Teki Latex, Alfred Anders et Habibi Funk : trois mixes pour prolonger le farniente

Teki Latex, Alfred Anders et Habibi Funk : trois mixes pour prolonger le farniente

par Jeff  |   le 02-09-2019

[insérer ici une petite phrase pleine d'ironie sur la fin des vacances et les joies du retour au taf]

Le problème posé, on peut passer aux solution, qui prendront ici la formes de mixes concoctés pendant notre pause estivale par trois personnes qu'on apprécie tout particulièrement ici.

On commence par Janis Stürtz, patron du label Habibi Funk, qui depuis 2015 digge avec acharnement les bacs poussiéreux du monde arabe à la recherche de trouvailles funk, soul ou disco. On vous parle régulièrement des bonnes pioches de l'Allemand, mais si vous débarquez, la compilation Habibi Funk 007: An eclectic selection of music from the Arab world constitue une porte d'entrée idéale dans la galaxie Habibi Funk. Si vous connaissez déjà sa démarche, ou si vous avez autre chose à foutre que de lire le papier dont on vous parle deux lignes plus haut, vous pouvez directement lancer son nouveau All Tunisian Mix qui n'a d'autre utilité que de faire office de bon gros loukoum pour lutter contre le blues de la rentrée, avec ses titres au charme parfois désuet, mais qui font toujours mouche.

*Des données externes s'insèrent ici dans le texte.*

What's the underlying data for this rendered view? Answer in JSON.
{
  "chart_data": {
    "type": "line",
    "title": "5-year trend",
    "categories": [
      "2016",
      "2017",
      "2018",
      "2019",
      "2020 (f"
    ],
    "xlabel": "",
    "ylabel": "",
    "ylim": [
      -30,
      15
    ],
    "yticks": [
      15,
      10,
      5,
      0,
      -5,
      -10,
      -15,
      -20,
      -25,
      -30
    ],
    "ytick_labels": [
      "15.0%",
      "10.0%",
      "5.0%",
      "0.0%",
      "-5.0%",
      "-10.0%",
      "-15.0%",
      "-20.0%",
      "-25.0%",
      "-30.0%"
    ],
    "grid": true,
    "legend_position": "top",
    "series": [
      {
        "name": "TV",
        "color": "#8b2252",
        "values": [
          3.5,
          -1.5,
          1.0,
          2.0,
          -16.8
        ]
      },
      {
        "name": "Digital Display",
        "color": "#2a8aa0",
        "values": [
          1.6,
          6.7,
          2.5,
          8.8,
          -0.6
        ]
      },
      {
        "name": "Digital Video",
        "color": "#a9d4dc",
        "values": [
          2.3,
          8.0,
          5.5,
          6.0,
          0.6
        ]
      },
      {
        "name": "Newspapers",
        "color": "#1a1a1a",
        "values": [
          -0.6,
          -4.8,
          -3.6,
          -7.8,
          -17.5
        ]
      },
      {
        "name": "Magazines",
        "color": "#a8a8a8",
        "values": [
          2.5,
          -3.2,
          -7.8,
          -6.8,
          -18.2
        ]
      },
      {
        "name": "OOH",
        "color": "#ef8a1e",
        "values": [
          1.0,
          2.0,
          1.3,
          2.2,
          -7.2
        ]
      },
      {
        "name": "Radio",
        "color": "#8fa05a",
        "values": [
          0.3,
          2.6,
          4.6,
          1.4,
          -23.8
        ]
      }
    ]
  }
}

On poursuit avec Pim Thomas, et qui devient Alfred Anders quand il passe derrière ses MK2 et son rotary mixer. Si les Bruxellois friands de bonne musique électronique ont l'habitude de le croiser du côté du côté de la rue Blaes où il a lancé il y a trois dans le shop Crevette Records, le gars est aussi un digger bien passionné, au nez sacrément creux et au bon goût absolu. On pouvait logiquement se l'imaginer, mais une chouette interview pour Stamp The Wax nous en dit plus sur sa passion, et la manière dont il l'envisage. Une passion qu'on comprend encore mieux avec son mix "tropical / not-so-tropical" pour le magazine anglais, et ses titres qui sont à peu près tous des invitations au "Track ID please" - un sentiment auquel nous avions déjà été confronté lors de sa Boiler Room dans le cadre du dernier Listen! Festival.

On termine avec notre usual suspect préféré Teki Latex, qui nous fait une fois de plus penser à ce pote qui, dès que le premier rayon de soleil pointe le bout de son nez en avril, harcèle son entourage pour se faire un bon gros barbecue. Teki est la version de ce pote, mais il faut remplacer le charbon de bois, les merguez et le rosé par des indispensables du répertoire italo, HI-NRG ou ghettotech, ainsi que des classiques indémodables de la pop culture. Après son mix Marina Baie Des Anges il y a deux ans, l'ancien de TTC exorcise une fois encore ses souvenirs de vacances dans une sélection capable de mélanger des choses qu'on entendrait sur Chérie FM et d'autres à la Machine du Moulin Rouge, sans que cela ne pose le moindre problème - notamment parce que sa technique de mix est intouchable. Les années passent, et le bâtard est toujours aussi sensible.